In contrast, an employment contract will not be construed to require an assignment of patent rights if one’s employment is general to a field of labor and the invention was conceived of in the performance of the work within this field. United States v. Dubilier Condenser Corp., 289 U.S. 178, 187–88 (1933). However, “[e]ven if hired for a general purpose, an employee with the specific task of developing a device or process may cede ownership of the invention from that task to the employer.” Teets v. Chromalloy Gas Turbine Corp., 83 F.3d 403, 408 (Fed. Cir. 1996).

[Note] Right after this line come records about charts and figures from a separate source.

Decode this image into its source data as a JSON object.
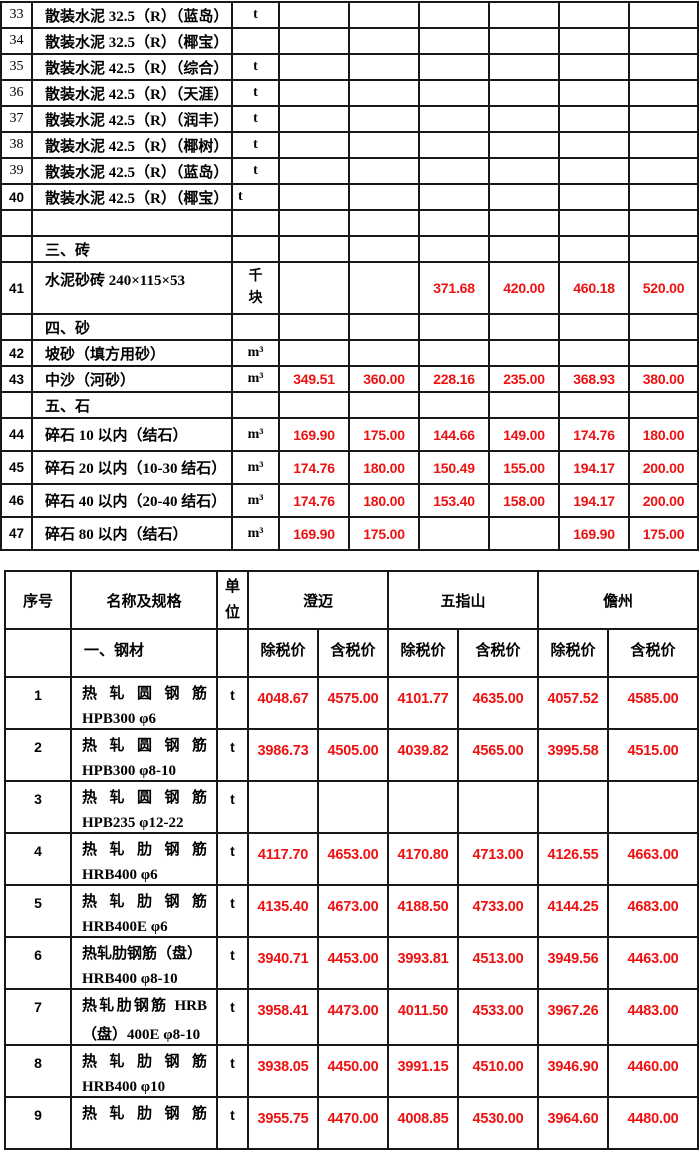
{
  "colors": {
    "value_red": "#ee1111",
    "border": "#181818",
    "background": "#ffffff"
  },
  "table1": {
    "rows": [
      {
        "kind": "item",
        "no": "33",
        "name": "散装水泥 32.5（R）（蓝岛）",
        "unit": "t",
        "values": [
          "",
          "",
          "",
          "",
          "",
          ""
        ]
      },
      {
        "kind": "item",
        "no": "34",
        "name": "散装水泥 32.5（R）（椰宝）",
        "unit": "",
        "values": [
          "",
          "",
          "",
          "",
          "",
          ""
        ]
      },
      {
        "kind": "item",
        "no": "35",
        "name": "散装水泥 42.5（R）（综合）",
        "unit": "t",
        "values": [
          "",
          "",
          "",
          "",
          "",
          ""
        ]
      },
      {
        "kind": "item",
        "no": "36",
        "name": "散装水泥 42.5（R）（天涯）",
        "unit": "t",
        "values": [
          "",
          "",
          "",
          "",
          "",
          ""
        ]
      },
      {
        "kind": "item",
        "no": "37",
        "name": "散装水泥 42.5（R）（润丰）",
        "unit": "t",
        "values": [
          "",
          "",
          "",
          "",
          "",
          ""
        ]
      },
      {
        "kind": "item",
        "no": "38",
        "name": "散装水泥 42.5（R）（椰树）",
        "unit": "t",
        "values": [
          "",
          "",
          "",
          "",
          "",
          ""
        ]
      },
      {
        "kind": "item",
        "no": "39",
        "name": "散装水泥 42.5（R）（蓝岛）",
        "unit": "t",
        "values": [
          "",
          "",
          "",
          "",
          "",
          ""
        ]
      },
      {
        "kind": "item",
        "no": "40",
        "name": "散装水泥 42.5（R）（椰宝）",
        "unit": "t",
        "values": [
          "",
          "",
          "",
          "",
          "",
          ""
        ]
      },
      {
        "kind": "spacer"
      },
      {
        "kind": "section",
        "title": "三、砖"
      },
      {
        "kind": "item",
        "no": "41",
        "name": "水泥砂砖 240×115×53",
        "unit": "千块",
        "values": [
          "",
          "",
          "371.68",
          "420.00",
          "460.18",
          "520.00"
        ]
      },
      {
        "kind": "section",
        "title": "四、砂"
      },
      {
        "kind": "item",
        "no": "42",
        "name": "坡砂（填方用砂）",
        "unit": "m³",
        "values": [
          "",
          "",
          "",
          "",
          "",
          ""
        ]
      },
      {
        "kind": "item",
        "no": "43",
        "name": "中沙（河砂）",
        "unit": "m³",
        "values": [
          "349.51",
          "360.00",
          "228.16",
          "235.00",
          "368.93",
          "380.00"
        ]
      },
      {
        "kind": "section",
        "title": "五、石"
      },
      {
        "kind": "item",
        "no": "44",
        "name": "碎石 10 以内（结石）",
        "unit": "m³",
        "values": [
          "169.90",
          "175.00",
          "144.66",
          "149.00",
          "174.76",
          "180.00"
        ]
      },
      {
        "kind": "item",
        "no": "45",
        "name": "碎石 20 以内（10-30 结石）",
        "unit": "m³",
        "values": [
          "174.76",
          "180.00",
          "150.49",
          "155.00",
          "194.17",
          "200.00"
        ]
      },
      {
        "kind": "item",
        "no": "46",
        "name": "碎石 40 以内（20-40 结石）",
        "unit": "m³",
        "values": [
          "174.76",
          "180.00",
          "153.40",
          "158.00",
          "194.17",
          "200.00"
        ]
      },
      {
        "kind": "item",
        "no": "47",
        "name": "碎石 80 以内（结石）",
        "unit": "m³",
        "values": [
          "169.90",
          "175.00",
          "",
          "",
          "169.90",
          "175.00"
        ]
      }
    ]
  },
  "table2": {
    "header": {
      "no": "序号",
      "name": "名称及规格",
      "unit": "单位",
      "cities": [
        "澄迈",
        "五指山",
        "儋州"
      ],
      "price_ex": "除税价",
      "price_inc": "含税价"
    },
    "section": "一、钢材",
    "rows": [
      {
        "no": "1",
        "line1": "热轧圆钢筋",
        "spread": true,
        "line2": "HPB300 φ6",
        "unit": "t",
        "values": [
          "4048.67",
          "4575.00",
          "4101.77",
          "4635.00",
          "4057.52",
          "4585.00"
        ]
      },
      {
        "no": "2",
        "line1": "热轧圆钢筋",
        "spread": true,
        "line2": "HPB300 φ8-10",
        "unit": "t",
        "values": [
          "3986.73",
          "4505.00",
          "4039.82",
          "4565.00",
          "3995.58",
          "4515.00"
        ]
      },
      {
        "no": "3",
        "line1": "热轧圆钢筋",
        "spread": true,
        "line2": "HPB235 φ12-22",
        "unit": "t",
        "values": [
          "",
          "",
          "",
          "",
          "",
          ""
        ]
      },
      {
        "no": "4",
        "line1": "热轧肋钢筋",
        "spread": true,
        "line2": "HRB400 φ6",
        "unit": "t",
        "values": [
          "4117.70",
          "4653.00",
          "4170.80",
          "4713.00",
          "4126.55",
          "4663.00"
        ]
      },
      {
        "no": "5",
        "line1": "热轧肋钢筋",
        "spread": true,
        "line2": "HRB400E φ6",
        "unit": "t",
        "values": [
          "4135.40",
          "4673.00",
          "4188.50",
          "4733.00",
          "4144.25",
          "4683.00"
        ]
      },
      {
        "no": "6",
        "line1": "热轧肋钢筋（盘）",
        "spread": false,
        "line2": "HRB400 φ8-10",
        "unit": "t",
        "values": [
          "3940.71",
          "4453.00",
          "3993.81",
          "4513.00",
          "3949.56",
          "4463.00"
        ]
      },
      {
        "no": "7",
        "line1": "热轧肋钢筋 HRB",
        "spread": true,
        "line2": "（盘）400E φ8-10",
        "unit": "t",
        "values": [
          "3958.41",
          "4473.00",
          "4011.50",
          "4533.00",
          "3967.26",
          "4483.00"
        ]
      },
      {
        "no": "8",
        "line1": "热轧肋钢筋",
        "spread": true,
        "line2": "HRB400 φ10",
        "unit": "t",
        "values": [
          "3938.05",
          "4450.00",
          "3991.15",
          "4510.00",
          "3946.90",
          "4460.00"
        ]
      },
      {
        "no": "9",
        "line1": "热轧肋钢筋",
        "spread": true,
        "line2": "",
        "unit": "t",
        "values": [
          "3955.75",
          "4470.00",
          "4008.85",
          "4530.00",
          "3964.60",
          "4480.00"
        ]
      }
    ]
  }
}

For example, in Teets, the Federal Circuit held that an employer owned the rights to an employee’s invention based on an implied-in-fact contract even though the employee had no written agreement as to the assignment of intellectual property rights. 83 F.3d 403, 405, 409 (Fed. Cir. 1996).

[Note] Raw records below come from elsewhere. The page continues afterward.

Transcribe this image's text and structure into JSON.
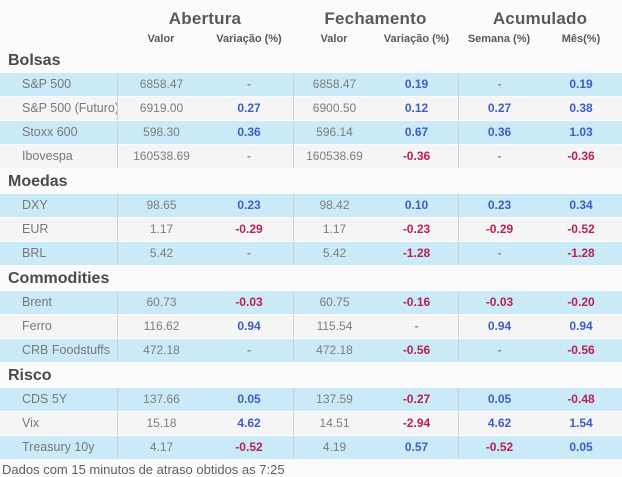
{
  "header": {
    "groups": [
      {
        "label": "Abertura",
        "sub": [
          "Valor",
          "Variação (%)"
        ]
      },
      {
        "label": "Fechamento",
        "sub": [
          "Valor",
          "Variação (%)"
        ]
      },
      {
        "label": "Acumulado",
        "sub": [
          "Semana (%)",
          "Mês(%)"
        ]
      }
    ]
  },
  "sections": [
    {
      "title": "Bolsas",
      "rows": [
        {
          "label": "S&P 500",
          "open_val": "6858.47",
          "open_var": "-",
          "close_val": "6858.47",
          "close_var": "0.19",
          "week": "-",
          "month": "0.19"
        },
        {
          "label": "S&P 500 (Futuro)",
          "open_val": "6919.00",
          "open_var": "0.27",
          "close_val": "6900.50",
          "close_var": "0.12",
          "week": "0.27",
          "month": "0.38"
        },
        {
          "label": "Stoxx 600",
          "open_val": "598.30",
          "open_var": "0.36",
          "close_val": "596.14",
          "close_var": "0.67",
          "week": "0.36",
          "month": "1.03"
        },
        {
          "label": "Ibovespa",
          "open_val": "160538.69",
          "open_var": "-",
          "close_val": "160538.69",
          "close_var": "-0.36",
          "week": "-",
          "month": "-0.36"
        }
      ]
    },
    {
      "title": "Moedas",
      "rows": [
        {
          "label": "DXY",
          "open_val": "98.65",
          "open_var": "0.23",
          "close_val": "98.42",
          "close_var": "0.10",
          "week": "0.23",
          "month": "0.34"
        },
        {
          "label": "EUR",
          "open_val": "1.17",
          "open_var": "-0.29",
          "close_val": "1.17",
          "close_var": "-0.23",
          "week": "-0.29",
          "month": "-0.52"
        },
        {
          "label": "BRL",
          "open_val": "5.42",
          "open_var": "-",
          "close_val": "5.42",
          "close_var": "-1.28",
          "week": "-",
          "month": "-1.28"
        }
      ]
    },
    {
      "title": "Commodities",
      "rows": [
        {
          "label": "Brent",
          "open_val": "60.73",
          "open_var": "-0.03",
          "close_val": "60.75",
          "close_var": "-0.16",
          "week": "-0.03",
          "month": "-0.20"
        },
        {
          "label": "Ferro",
          "open_val": "116.62",
          "open_var": "0.94",
          "close_val": "115.54",
          "close_var": "-",
          "week": "0.94",
          "month": "0.94"
        },
        {
          "label": "CRB Foodstuffs",
          "open_val": "472.18",
          "open_var": "-",
          "close_val": "472.18",
          "close_var": "-0.56",
          "week": "-",
          "month": "-0.56"
        }
      ]
    },
    {
      "title": "Risco",
      "rows": [
        {
          "label": "CDS 5Y",
          "open_val": "137.66",
          "open_var": "0.05",
          "close_val": "137.59",
          "close_var": "-0.27",
          "week": "0.05",
          "month": "-0.48"
        },
        {
          "label": "Vix",
          "open_val": "15.18",
          "open_var": "4.62",
          "close_val": "14.51",
          "close_var": "-2.94",
          "week": "4.62",
          "month": "1.54"
        },
        {
          "label": "Treasury 10y",
          "open_val": "4.17",
          "open_var": "-0.52",
          "close_val": "4.19",
          "close_var": "0.57",
          "week": "-0.52",
          "month": "0.05"
        }
      ]
    }
  ],
  "footer": {
    "text": "Dados com 15 minutos de atraso obtidos as 7:25"
  },
  "colors": {
    "positive": "#3d5ec6",
    "negative": "#b92153",
    "row_highlight": "#c9eaf6",
    "row_alt": "#f5f5f5",
    "divider": "#cfcfcf"
  }
}
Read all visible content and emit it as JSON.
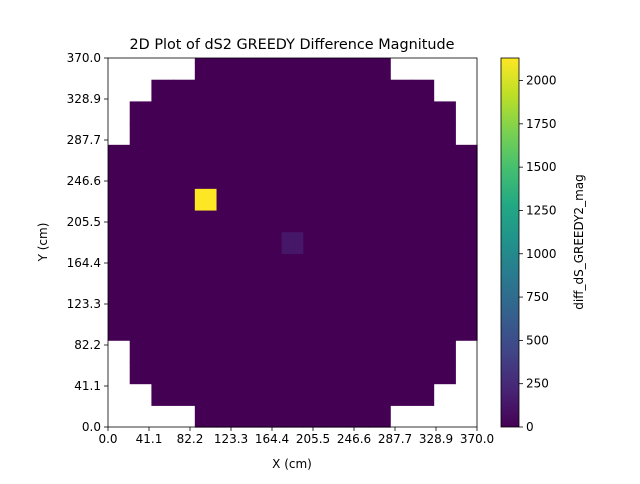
{
  "chart_data": {
    "type": "heatmap",
    "title": "2D Plot of dS2 GREEDY Difference Magnitude",
    "xlabel": "X (cm)",
    "ylabel": "Y (cm)",
    "xlim": [
      0,
      370
    ],
    "ylim": [
      0,
      370
    ],
    "xticks": [
      "0.0",
      "41.1",
      "82.2",
      "123.3",
      "164.4",
      "205.5",
      "246.6",
      "287.7",
      "328.9",
      "370.0"
    ],
    "yticks": [
      "0.0",
      "41.1",
      "82.2",
      "123.3",
      "164.4",
      "205.5",
      "246.6",
      "287.7",
      "328.9",
      "370.0"
    ],
    "grid": false,
    "colormap": "viridis",
    "colorbar": {
      "label": "diff_dS_GREEDY2_mag",
      "range": [
        0,
        2130
      ],
      "ticks": [
        "0",
        "250",
        "500",
        "750",
        "1000",
        "1250",
        "1500",
        "1750",
        "2000"
      ],
      "tick_values": [
        0,
        250,
        500,
        750,
        1000,
        1250,
        1500,
        1750,
        2000
      ]
    },
    "grid_size": 17,
    "row_spans": [
      [
        4,
        12
      ],
      [
        2,
        14
      ],
      [
        1,
        15
      ],
      [
        1,
        15
      ],
      [
        0,
        16
      ],
      [
        0,
        16
      ],
      [
        0,
        16
      ],
      [
        0,
        16
      ],
      [
        0,
        16
      ],
      [
        0,
        16
      ],
      [
        0,
        16
      ],
      [
        0,
        16
      ],
      [
        0,
        16
      ],
      [
        1,
        15
      ],
      [
        1,
        15
      ],
      [
        2,
        14
      ],
      [
        4,
        12
      ]
    ],
    "hot_cells": [
      {
        "col": 4,
        "row": 10,
        "value": 2130
      },
      {
        "col": 8,
        "row": 8,
        "value": 130
      }
    ],
    "base_value": 0
  }
}
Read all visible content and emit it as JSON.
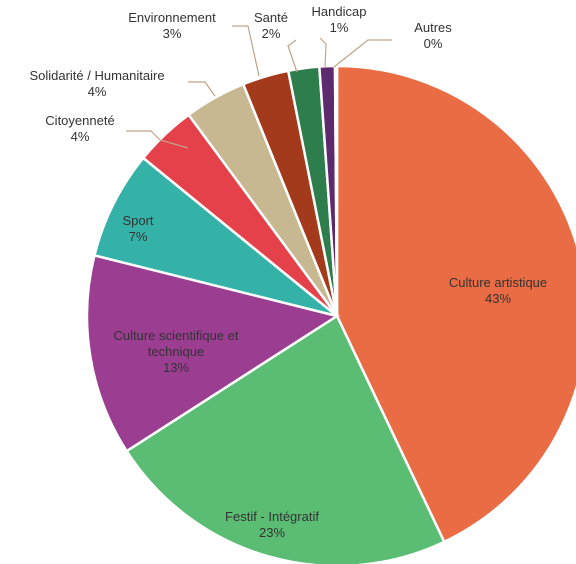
{
  "chart_data": {
    "type": "pie",
    "title": "",
    "slices": [
      {
        "label": "Culture artistique",
        "value": 43,
        "percent_label": "43%",
        "color": "#ea6c44"
      },
      {
        "label": "Festif - Intégratif",
        "value": 23,
        "percent_label": "23%",
        "color": "#5bbd74"
      },
      {
        "label": "Culture scientifique et technique",
        "value": 13,
        "percent_label": "13%",
        "color": "#9b3d91"
      },
      {
        "label": "Sport",
        "value": 7,
        "percent_label": "7%",
        "color": "#35b2a8"
      },
      {
        "label": "Citoyenneté",
        "value": 4,
        "percent_label": "4%",
        "color": "#e5414a"
      },
      {
        "label": "Solidarité / Humanitaire",
        "value": 4,
        "percent_label": "4%",
        "color": "#c8b892"
      },
      {
        "label": "Environnement",
        "value": 3,
        "percent_label": "3%",
        "color": "#a33a1c"
      },
      {
        "label": "Santé",
        "value": 2,
        "percent_label": "2%",
        "color": "#2e7d4c"
      },
      {
        "label": "Handicap",
        "value": 1,
        "percent_label": "1%",
        "color": "#5e2a6e"
      },
      {
        "label": "Autres",
        "value": 0,
        "percent_label": "0%",
        "color": "#2f7f86"
      }
    ],
    "legend": "none"
  }
}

The Supreme Court reached an opposite result in Dubilier Condenser, holding that the federal government did not own the rights to patents conceived by two employees during their period of employment in the radio laboratories of the Bureau of Standards. 289 U.S. 178 at 182, 193. The patents concerned the use of alternating current in broadcast receiving sets, while the inventors were employed to research the use of radio in airplanes. Id. at 182. The Supreme Court ruled that it was not enough that the inventions were in the general field of the inventors’ research. Id. at 193. Instead, the Supreme Court held that the government merely had shop rights to the inventions (i.e., a non-exclusive license to use the technology). Id.

An employment contract may also not be construed to require an assignment of patent rights under the hired-to-invent doctrine if facts exist that negate an implied assignment. In Banks, the Federal Circuit reversed a district court’s grant of summary judgment that an employee assigned patent rights to his employer under the hired-to-invent doctrine. Banks, 228 F.3d at 1360. The employee invented various camera optics technologies that the employer patented. Id. at 1358. Critically, the employee never signed the employer’s intellectual property agreements and the employer failed to pursue the issue. Id. at 1360. The court interpreted the employer’s conduct as acquiescing to the employee’s refusal to sign the agreements. Id.

The hired-to-invent analysis may also vary from state to state. Compare Speck v. N.C. Dairy Found., Inc., 311 N.C. 679, 686 (1984) (“The fruit of the labor of one who is hired to invent, accomplish a prescribed result, or aid in the development of products belongs to the employer absent a written contract to assign.”), with Teets, 83 F.3d at 407 (“[A] Florida employer can not claim ownership of an employee’s invention ‘unless the contract of employment by express terms or unequivocal inference shows that the employee was hired for the express purpose of producing the thing patented.’”).

The best course is always to clearly specify ownership of intellectual property rights in an employment relationship before any intellectual property is developed. Otherwise, the question of who owns the rights to employee inventions can get very complicated.

[1] Trade secret rights can also be contractually assigned. E.g., Pullman Grp., LLC. v. Prudential Ins. Co., 733 N.Y.S.2d 1, 2 (App. Div. 1st Dept. 2001).

[2] The “hired-to-invent” doctrine is also sometimes referred to as the “employed-to-invent” doctrine.